Equivalently, it's the extra information needed to specify outcomes from $P$ when only knowledge of $Q$ is available.
It's the average difference between the "surprise" using the true distribution ($-\log p_i$) and the "surprise" using the approximate distribution ($-\log q_i$), weighted by the true probabilities $p_i$: $D_{KL}(P || Q) = E_P[-\log Q(X)] - E_P[-\log P(X)]$ $D_{KL}(P || Q) = H(P, Q) - H(P)$ (Cross-Entropy minus Entropy)

Non-negativity: $D_{KL}(P || Q) \ge 0$. (Gibbs' inequality).
Zero Divergence: $D_{KL}(P || Q) = 0$ if and only if $P = Q$ almost everywhere.
Asymmetry: Crucially, KL divergence is not symmetric: $$ D_{KL}(P || Q) \neq D_{KL}(Q || P) $$ Therefore, it is not a true distance metric. Measuring the divergence of Q from P is different from measuring the divergence of P from Q. The choice matters depending on the application. (Example Intuition: If P is sharp and Q is broad, $D_{KL}(P||Q)$ might be large (surprising Q doesn't predict P's sharp peak well). If Q is sharp and P is broad, $D_{KL}(P||Q)$ penalizes Q for assigning low probability where P has mass).

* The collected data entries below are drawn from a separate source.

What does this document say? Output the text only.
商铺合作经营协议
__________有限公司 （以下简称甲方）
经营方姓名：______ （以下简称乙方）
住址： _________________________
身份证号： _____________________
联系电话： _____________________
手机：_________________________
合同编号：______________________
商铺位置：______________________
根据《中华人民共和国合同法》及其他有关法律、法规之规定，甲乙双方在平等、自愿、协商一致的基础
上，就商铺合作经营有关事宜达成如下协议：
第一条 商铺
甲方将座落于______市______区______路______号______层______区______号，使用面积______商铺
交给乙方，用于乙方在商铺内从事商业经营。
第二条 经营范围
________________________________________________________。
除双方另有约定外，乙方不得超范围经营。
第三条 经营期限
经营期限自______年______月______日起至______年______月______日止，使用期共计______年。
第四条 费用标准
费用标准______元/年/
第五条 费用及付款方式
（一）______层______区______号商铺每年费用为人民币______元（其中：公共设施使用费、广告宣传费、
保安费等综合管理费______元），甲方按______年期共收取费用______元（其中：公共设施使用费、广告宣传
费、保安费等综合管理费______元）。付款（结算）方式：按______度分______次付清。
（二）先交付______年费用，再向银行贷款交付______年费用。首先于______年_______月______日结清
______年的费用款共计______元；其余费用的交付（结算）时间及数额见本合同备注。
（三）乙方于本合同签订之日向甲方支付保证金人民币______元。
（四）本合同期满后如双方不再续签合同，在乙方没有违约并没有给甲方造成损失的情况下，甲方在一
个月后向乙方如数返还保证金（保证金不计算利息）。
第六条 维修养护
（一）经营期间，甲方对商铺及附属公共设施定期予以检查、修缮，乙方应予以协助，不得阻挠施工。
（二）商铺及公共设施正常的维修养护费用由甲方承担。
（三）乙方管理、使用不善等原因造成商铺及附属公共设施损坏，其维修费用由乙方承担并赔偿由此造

For continuous distributions with PDFs $p(x)$ and $q(x)$: $$ D_{KL}(P || Q) = \int_{-\infty}^{\infty} p(x) \log\left(\frac{p(x)}{q(x)}\right) \, dx $$

Relationship to Entropy and Cross-Entropy: $$ D_{KL}(P || Q) = H(P, Q) - H(P) $$ This is why minimizing cross-entropy $H(P, Q)$ when $P$ is fixed (true distribution) is equivalent to minimizing $D_{KL}(P || Q)$.
Variational Inference & Variational Autoencoders (VAEs): KL divergence is often used as a regularization term in the loss function of VAEs. It encourages the learned approximate posterior distribution $Q$ (often Gaussian) of latent variables to stay close to a prior distribution $P$ (often standard Gaussian $N(0, I)$).
Generative Adversarial Networks (GANs): While not always explicit in the standard loss, related divergence measures (like Jensen-Shannon divergence, which is symmetric and derived from KL) are used to understand GAN training dynamics.
Model Comparison/Selection: Can be used to quantify how much information is lost when approximating a complex model/distribution ($P$) with a simpler one ($Q$).

KL Divergence ($D_{KL}(P || Q)$) measures the difference or "distance" from a probability distribution $Q$ to a reference distribution $P$.
Formula (Discrete): $D_{KL}(P || Q) = \sum p_i \log(p_i/q_i)$.
Represents the extra bits/nats needed when using $Q$ to encode data from $P$. Also $D_{KL}(P || Q) = H(P, Q) - H(P)$.
Properties: Non-negative ($D_{KL} \ge 0$), zero iff $P=Q$, not symmetric ($D_{KL}(P||Q) \neq D_{KL}(Q||P)$).
Used in ML loss functions (implicitly via Cross-Entropy), VAEs, and comparing distributions.